En l'absence de toute réquisition judiciaire malgré l'enquête pénale en cours, aucune disposition législative ou réglementaire n'imposait à l'établissement hospitalier de prendre l'attache du procureur de la République quant à une éventuelle autopsie judiciaire ou de contacter les parents sur le sort à réserver à la dépouille de leur enfant.

Par ailleurs, s'il est exact que la durée pendant laquelle le CHU a conservé le corps de l'enfant a finalement excédé la période de douze jours, ce dépassement du délai n'est pas de nature à démontrer une volonté de respecter les instructions des parents de conserver le corps de leur enfant jusqu'à l'issue de l'enquête pénale et ne présente aucun lien avec les préjudices dont il est demandé réparation.

4/ Infection nosocomiale, absence de faute de diagnostic et défaut d’information sans conséquences

Analyse d’une prise en charge complexe avec la combinaison d’une infection nosocomiale, de l’absence de faute de diagnostic, et d’un défaut d’information restant sans conséquences (CAA de Bordeaux, 14 septembre 2023, n° 21BX03319).

Faits

Un jeune homme, alors âgé de 18 ans, a consulté le 21 février 2007 au CHU de Bordeaux pour une lésion tumorale de l'extrémité inférieure du fémur droit, mise en évidence par une IRM réalisée le 19 février 2007. Le diagnostic d'ostéosarcome a été évoqué, puis confirmé le 9 mars 2007 après une biopsie. Du 19 mars au 2 juillet 2007, le patient a subi une chimiothérapie pré-opératoire dans un établissement privé, puis il a été hospitalisé au CHU du 10 au 24 juillet 2007 pour l'exérèse de la tumeur et la reconstruction prothétique.

Lors de l'intervention, réalisée le 11 juillet 2007, le chirurgien a procédé à la résection en bloc de l'articulation du genou droit, à la pose d'une prothèse massive de reconstruction d'extrémité inférieure de fémur sur mesure, et à la réalisation d'un lambeau de couverture de jumeau médiale.
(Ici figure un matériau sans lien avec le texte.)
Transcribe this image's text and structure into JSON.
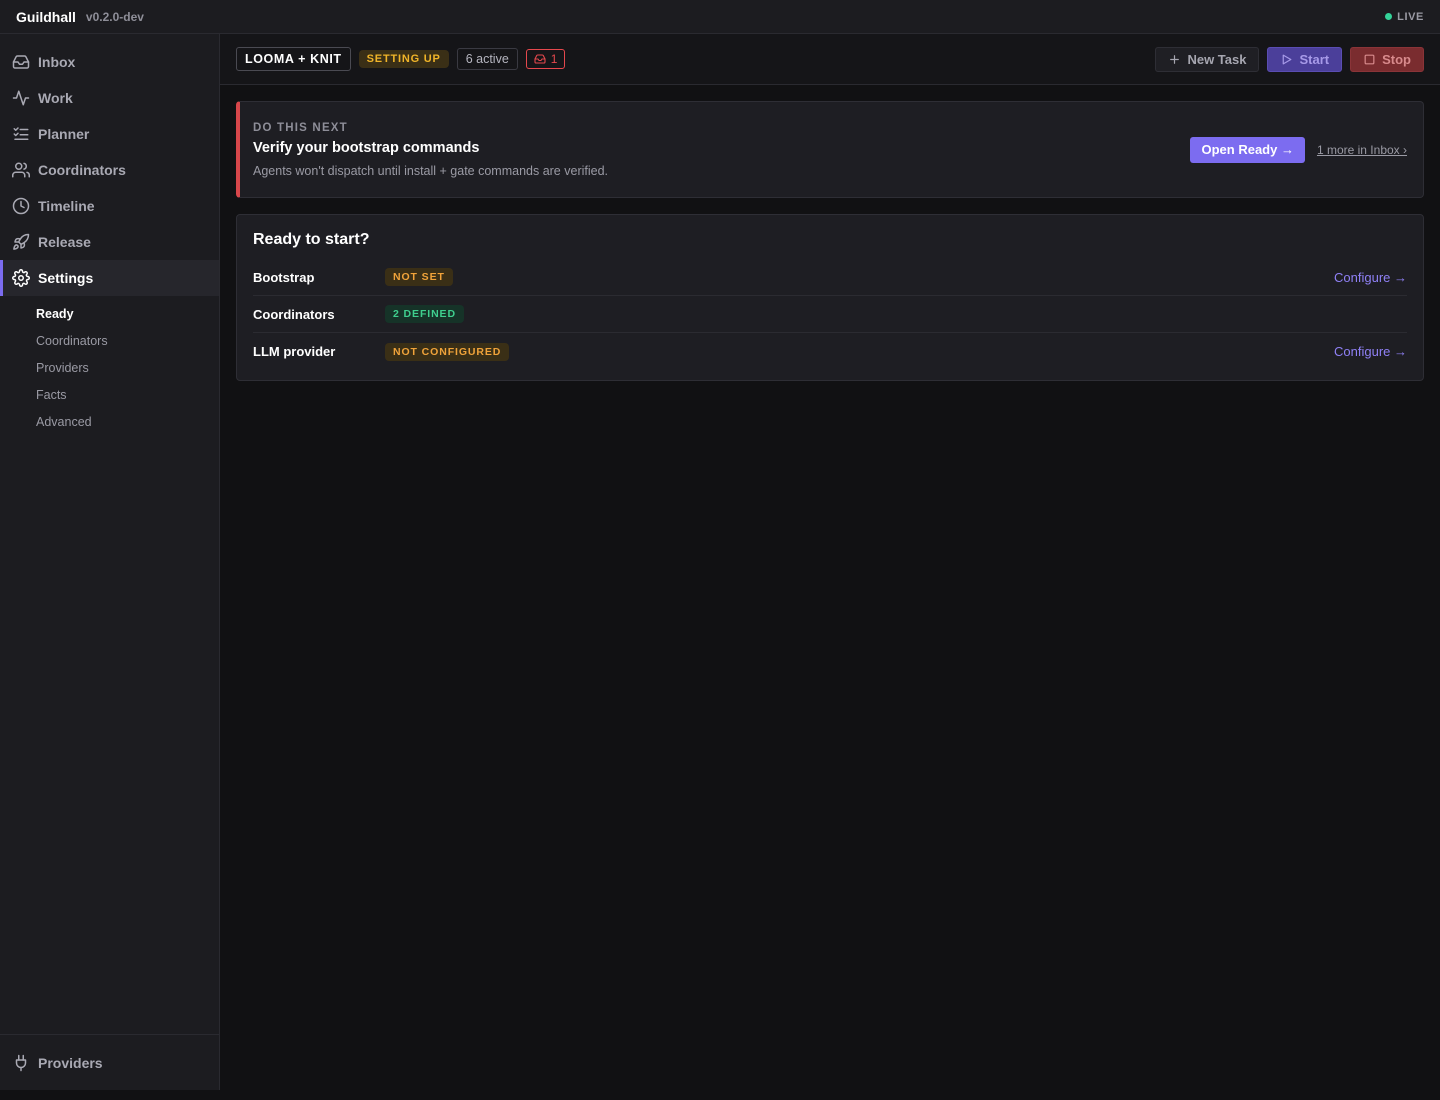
{
  "app": {
    "name": "Guildhall",
    "version": "v0.2.0-dev",
    "live_label": "LIVE"
  },
  "colors": {
    "accent": "#7c6cf0",
    "danger": "#e5484d",
    "warning": "#f0b429",
    "success": "#3fcf8e"
  },
  "sidebar": {
    "items": [
      {
        "label": "Inbox",
        "icon": "inbox-icon"
      },
      {
        "label": "Work",
        "icon": "activity-icon"
      },
      {
        "label": "Planner",
        "icon": "checklist-icon"
      },
      {
        "label": "Coordinators",
        "icon": "users-icon"
      },
      {
        "label": "Timeline",
        "icon": "clock-icon"
      },
      {
        "label": "Release",
        "icon": "rocket-icon"
      },
      {
        "label": "Settings",
        "icon": "gear-icon",
        "active": true
      }
    ],
    "subitems": [
      {
        "label": "Ready",
        "active": true
      },
      {
        "label": "Coordinators"
      },
      {
        "label": "Providers"
      },
      {
        "label": "Facts"
      },
      {
        "label": "Advanced"
      }
    ],
    "footer": {
      "label": "Providers",
      "icon": "plug-icon"
    }
  },
  "header": {
    "project": "LOOMA + KNIT",
    "status": "SETTING UP",
    "active_count": "6 active",
    "inbox_count": "1",
    "new_task": "New Task",
    "start": "Start",
    "stop": "Stop"
  },
  "next": {
    "eyebrow": "DO THIS NEXT",
    "title": "Verify your bootstrap commands",
    "description": "Agents won't dispatch until install + gate commands are verified.",
    "cta": "Open Ready →",
    "more": "1 more in Inbox ›"
  },
  "ready": {
    "title": "Ready to start?",
    "rows": [
      {
        "label": "Bootstrap",
        "badge": "NOT SET",
        "action": "Configure →"
      },
      {
        "label": "Coordinators",
        "badge": "2 DEFINED",
        "action": ""
      },
      {
        "label": "LLM provider",
        "badge": "NOT CONFIGURED",
        "action": "Configure →"
      }
    ]
  }
}
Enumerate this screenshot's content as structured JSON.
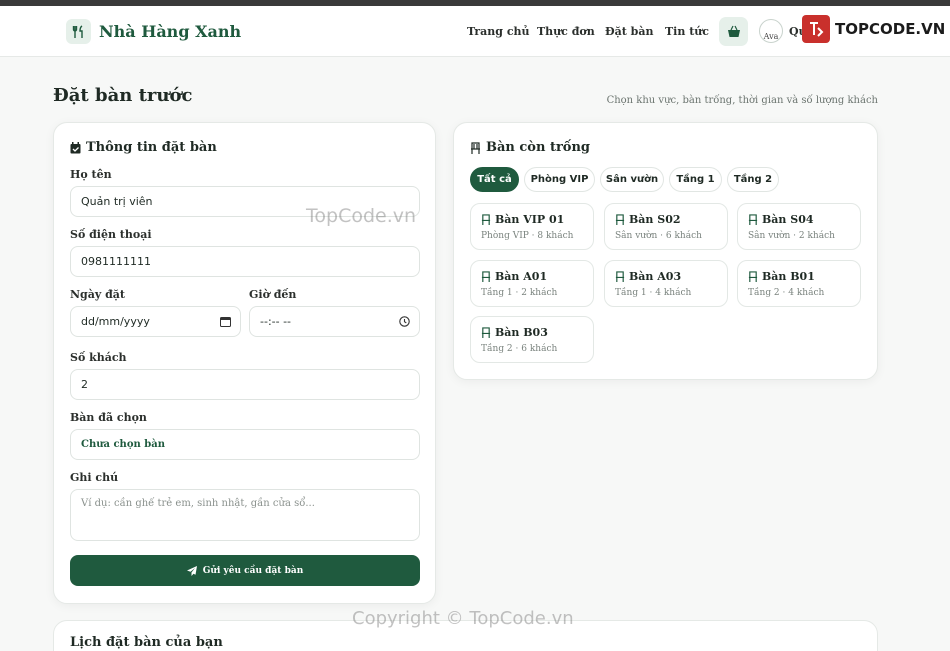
{
  "header": {
    "brand": "Nhà Hàng Xanh",
    "nav": [
      "Trang chủ",
      "Thực đơn",
      "Đặt bàn",
      "Tin tức"
    ],
    "avatar_alt": "Ava",
    "user_name": "Qu",
    "logo_text": "TOPCODE.VN"
  },
  "page": {
    "title": "Đặt bàn trước",
    "subtitle": "Chọn khu vực, bàn trống, thời gian và số lượng khách"
  },
  "form": {
    "title": "Thông tin đặt bàn",
    "name_label": "Họ tên",
    "name_value": "Quản trị viên",
    "phone_label": "Số điện thoại",
    "phone_value": "0981111111",
    "date_label": "Ngày đặt",
    "date_placeholder": "dd/mm/yyyy",
    "time_label": "Giờ đến",
    "time_placeholder": "--:-- --",
    "guests_label": "Số khách",
    "guests_value": "2",
    "table_label": "Bàn đã chọn",
    "table_value": "Chưa chọn bàn",
    "note_label": "Ghi chú",
    "note_placeholder": "Ví dụ: cần ghế trẻ em, sinh nhật, gần cửa sổ...",
    "submit_label": "Gửi yêu cầu đặt bàn"
  },
  "tables": {
    "title": "Bàn còn trống",
    "filters": [
      "Tất cả",
      "Phòng VIP",
      "Sân vườn",
      "Tầng 1",
      "Tầng 2"
    ],
    "active_filter": "Tất cả",
    "items": [
      {
        "name": "Bàn VIP 01",
        "meta": "Phòng VIP · 8 khách"
      },
      {
        "name": "Bàn S02",
        "meta": "Sân vườn · 6 khách"
      },
      {
        "name": "Bàn S04",
        "meta": "Sân vườn · 2 khách"
      },
      {
        "name": "Bàn A01",
        "meta": "Tầng 1 · 2 khách"
      },
      {
        "name": "Bàn A03",
        "meta": "Tầng 1 · 4 khách"
      },
      {
        "name": "Bàn B01",
        "meta": "Tầng 2 · 4 khách"
      },
      {
        "name": "Bàn B03",
        "meta": "Tầng 2 · 6 khách"
      }
    ]
  },
  "history": {
    "title": "Lịch đặt bàn của bạn"
  },
  "watermarks": {
    "center": "TopCode.vn",
    "footer": "Copyright © TopCode.vn"
  },
  "colors": {
    "primary": "#1f5a3e",
    "accent_light": "#e6f0ea",
    "background": "#f7f8f7"
  }
}
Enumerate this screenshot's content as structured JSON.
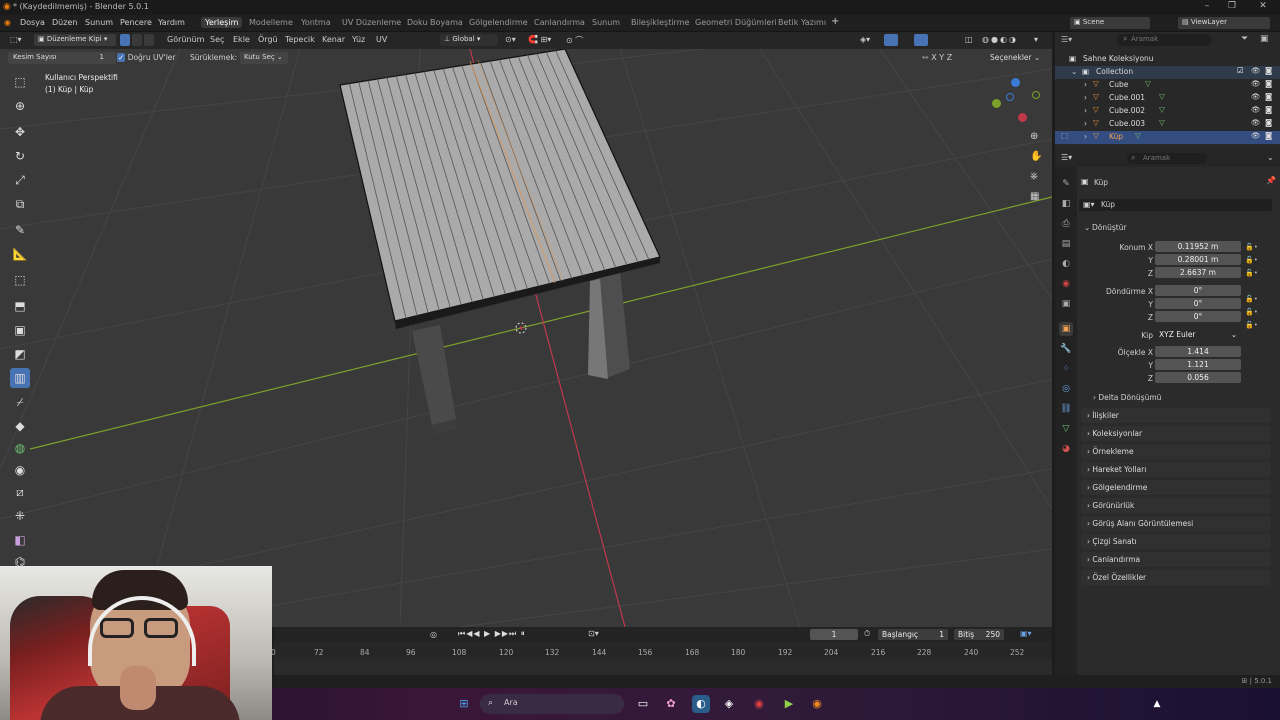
{
  "window": {
    "title": "* (Kaydedilmemiş) - Blender 5.0.1"
  },
  "menu": [
    "Dosya",
    "Düzen",
    "Sunum",
    "Pencere",
    "Yardım"
  ],
  "workspaces": [
    "Yerleşim",
    "Modelleme",
    "Yontma",
    "UV Düzenleme",
    "Doku Boyama",
    "Gölgelendirme",
    "Canlandırma",
    "Sunum",
    "Bileşikleştirme",
    "Geometri Düğümleri",
    "Betik Yazımı"
  ],
  "active_workspace": "Yerleşim",
  "scene": {
    "name": "Scene",
    "view_layer": "ViewLayer"
  },
  "viewport_header": {
    "mode": "Düzenleme Kipi",
    "menus": [
      "Görünüm",
      "Seç",
      "Ekle",
      "Örgü",
      "Tepecik",
      "Kenar",
      "Yüz",
      "UV"
    ],
    "transform": "Global",
    "options": "Seçenekler",
    "axes": [
      "X",
      "Y",
      "Z"
    ]
  },
  "tool_options": {
    "cuts_label": "Kesim Sayısı",
    "cuts_value": "1",
    "uv_label": "Doğru UV'ler",
    "drag_label": "Sürüklemek:",
    "drag_value": "Kutu Seç"
  },
  "viewport_info": {
    "line1": "Kullanıcı Perspektifi",
    "line2": "(1) Küp | Küp"
  },
  "outliner": {
    "search_placeholder": "Aramak",
    "root": "Sahne Koleksiyonu",
    "collection": "Collection",
    "items": [
      "Cube",
      "Cube.001",
      "Cube.002",
      "Cube.003",
      "Küp"
    ],
    "selected": "Küp"
  },
  "properties": {
    "search_placeholder": "Aramak",
    "object_name": "Küp",
    "data_name": "Küp",
    "section": "Dönüştür",
    "location": {
      "label": "Konum X",
      "x": "0.11952 m",
      "y": "0.28001 m",
      "z": "2.6637 m"
    },
    "rotation": {
      "label": "Döndürme X",
      "x": "0°",
      "y": "0°",
      "z": "0°"
    },
    "mode": {
      "label": "Kip",
      "value": "XYZ Euler"
    },
    "scale": {
      "label": "Ölçekle X",
      "x": "1.414",
      "y": "1.121",
      "z": "0.056"
    },
    "axis_y": "Y",
    "axis_z": "Z",
    "panels": [
      "Delta Dönüşümü",
      "İlişkiler",
      "Koleksiyonlar",
      "Örnekleme",
      "Hareket Yolları",
      "Gölgelendirme",
      "Görünürlük",
      "Görüş Alanı Görüntülemesi",
      "Çizgi Sanatı",
      "Canlandırma",
      "Özel Özellikler"
    ]
  },
  "timeline": {
    "current": "1",
    "start_label": "Başlangıç",
    "start": "1",
    "end_label": "Bitiş",
    "end": "250",
    "ticks": [
      "0",
      "72",
      "84",
      "96",
      "108",
      "120",
      "132",
      "144",
      "156",
      "168",
      "180",
      "192",
      "204",
      "216",
      "228",
      "240",
      "252"
    ]
  },
  "statusbar": {
    "version": "5.0.1"
  },
  "taskbar": {
    "search_placeholder": "Ara"
  },
  "colors": {
    "accent": "#4772b3",
    "x_axis": "#c0394a",
    "y_axis": "#7ca02c",
    "selected_row": "#334d80"
  }
}
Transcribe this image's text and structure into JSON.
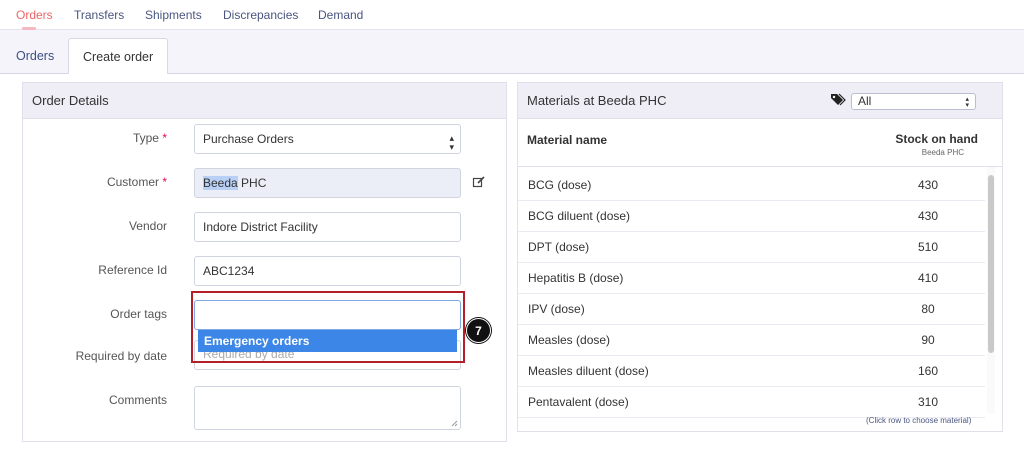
{
  "topnav": {
    "items": [
      "Orders",
      "Transfers",
      "Shipments",
      "Discrepancies",
      "Demand"
    ]
  },
  "subtabs": [
    "Orders",
    "Create order"
  ],
  "order_details": {
    "title": "Order Details",
    "type_label": "Type",
    "type_value": "Purchase Orders",
    "customer_label": "Customer",
    "customer_value_highlight": "Beeda",
    "customer_value_rest": " PHC",
    "vendor_label": "Vendor",
    "vendor_value": "Indore District Facility",
    "reference_label": "Reference Id",
    "reference_value": "ABC1234",
    "tags_label": "Order tags",
    "tags_option": "Emergency orders",
    "required_label": "Required by date",
    "required_placeholder": "Required by date",
    "comments_label": "Comments",
    "required_mark": "*"
  },
  "materials": {
    "title": "Materials at Beeda PHC",
    "filter_value": "All",
    "col_name": "Material name",
    "col_stock": "Stock on hand",
    "col_stock_sub": "Beeda PHC",
    "rows": [
      {
        "name": "BCG (dose)",
        "stock": "430"
      },
      {
        "name": "BCG diluent (dose)",
        "stock": "430"
      },
      {
        "name": "DPT (dose)",
        "stock": "510"
      },
      {
        "name": "Hepatitis B (dose)",
        "stock": "410"
      },
      {
        "name": "IPV (dose)",
        "stock": "80"
      },
      {
        "name": "Measles (dose)",
        "stock": "90"
      },
      {
        "name": "Measles diluent (dose)",
        "stock": "160"
      },
      {
        "name": "Pentavalent (dose)",
        "stock": "310"
      }
    ],
    "hint": "(Click row to choose material)"
  },
  "annotation": {
    "step": "7"
  },
  "colors": {
    "accent": "#4a90e2",
    "highlight_box": "#b3202a",
    "active_nav": "#ee6666"
  }
}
L'analyse anatomo-pathologique ayant conclu à la persistance de lésions d'ostéosarcome, le patient a été à nouveau pris en charge dans l’établissement privé les 30 juillet, 6 août et 14 août 2007 pour la poursuite de la chimiothérapie. Le 19 août 2007, il a été admis en urgence dans ce dernier établissement pour une fièvre et une altération de son état général. Des prélèvements locaux sur la plaie opératoire ayant mis en évidence un Staphylococcus aureus, il a été transféré au CHU de Bordeaux, où il est resté hospitalisé du 21 août au 24 octobre 2007. Après trois interventions chirurgicales les 22 août, 3 septembre et 10 septembre, et une antibiothérapie jusqu'au 26 novembre 2007, l'évolution a été favorable, tant en ce qui concerne l'infection que la pathologie cancéreuse, pour laquelle l'oncologue a conclu à une rémission complète à partir du 11 juillet 2008.

Sur l’infection nosocomiale

Droit applicable

Les établissements sont responsables des dommages résultant d'infections nosocomiales, sauf s'ils rapportent la preuve d'une cause étrangère (CSP, Art. L. 1142-1). Par exception, les dommages résultant d'infections nosocomiales ayant causé un taux d'incapacité permanente supérieur à 25 % sont pris en charge par l’Oniam (CSP, Art. L. 1142-1-1).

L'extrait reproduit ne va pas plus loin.